Crítica publicada no Site do CEPETIN
por Daniel Schenker (*) – Rio de Janeiro – 11.02.2008
Empenho destituído de encanto
A busca de inspiração na tradição popular nordestina, que tem norteado diversos espetáculos recentes (As Centenárias, Dom Quixote de Lugar Nenhum, Um Boêmio no Céu), desponta agora em A Fabulosa Corrida de Virgulino Lebre e Mestre Tartarugo, que acaba de desembarcar na cena infanto-juvenil transportando a fábula de La Fontaine, A Lebre e a Tartaruga, para o sertão brasileiro.
Na verdade, a programação gráfica do programa da montagem faz supor uma incorporação maior do artesanato do Nordeste do que o resultado apresentado. Seja como for, a encenação de Roberto Bürgel (que acumula as autorias de texto e música) é bem cuidada, marcada, em especial, pela aposta em variadas tonalidades de terra e no contraste entre esta “neutralidade” e as cores vibrantes utilizadas no plano do sonho de Virgulino Lebre (cenografia assinada por Carlos Alberto Nunes).

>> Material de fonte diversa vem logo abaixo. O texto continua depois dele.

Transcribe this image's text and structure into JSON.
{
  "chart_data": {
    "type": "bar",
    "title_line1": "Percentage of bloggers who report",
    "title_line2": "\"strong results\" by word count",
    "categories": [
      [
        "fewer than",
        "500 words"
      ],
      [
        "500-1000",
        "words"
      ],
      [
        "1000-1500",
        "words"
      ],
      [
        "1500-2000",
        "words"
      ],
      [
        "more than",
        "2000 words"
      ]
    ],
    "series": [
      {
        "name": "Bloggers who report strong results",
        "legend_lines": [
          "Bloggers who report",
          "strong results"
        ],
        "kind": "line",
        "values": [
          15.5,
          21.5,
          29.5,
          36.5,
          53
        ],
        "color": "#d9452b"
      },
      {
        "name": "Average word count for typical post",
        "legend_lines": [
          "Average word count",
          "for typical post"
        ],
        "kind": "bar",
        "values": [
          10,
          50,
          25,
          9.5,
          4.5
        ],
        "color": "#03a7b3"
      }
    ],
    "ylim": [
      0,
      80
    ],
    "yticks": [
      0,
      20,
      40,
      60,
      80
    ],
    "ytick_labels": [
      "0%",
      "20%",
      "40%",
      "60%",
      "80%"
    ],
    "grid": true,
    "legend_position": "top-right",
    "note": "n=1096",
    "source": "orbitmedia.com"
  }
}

Concebida para o palco italiano no Teatro do Leblon – Sala Fernanda Montenegro, o espetáculo propõe uma relação mais direta com o espectador, desde a primeira cena, marcada pela entusiasmada entrada de Carcará, interpretado pelo ator Bruno Miguel, pelo corredor que dá acesso ao palco. No decorrer da apresentação, a diretora Lena Horn permanece investindo na quebra da fronteira entre o espaço da cena e o do público, seja ao acomodar três atores/personagens na primeira fila do teatro, seja ao ambientar a rápida e fabulosa corrida do título em meio à plateia. No entanto, estes procedimentos, talvez por soarem, em certa medida, forçados (principalmente, o primeiro), não chegam a contribuir para a construção de um envolvimento entre a montagem e o espectador.
Questões pertinentes, como a necessidade de conquistar reconhecimento e admiração e o sofrimento para superar a baixa autoestima, vêm à tona em A Fabulosa Corrida de Virgulino Lebre e Mestre Tartarugo, um espetáculo empenhado, mas carente de encanto em toda a sua realização. O elenco evidencia um esforço na composição de voz (sotaque) e gestual que nem sempre resulta de modo fluente. Mas cabe destacar a bela voz de Daniela Fontan e a expressão divertida de Édio Nunes como Mestre Tartarugo. Bem integrados ao conjunto, os músicos João Bittencourt, Roberto Kauffmann e Mingo Leahy.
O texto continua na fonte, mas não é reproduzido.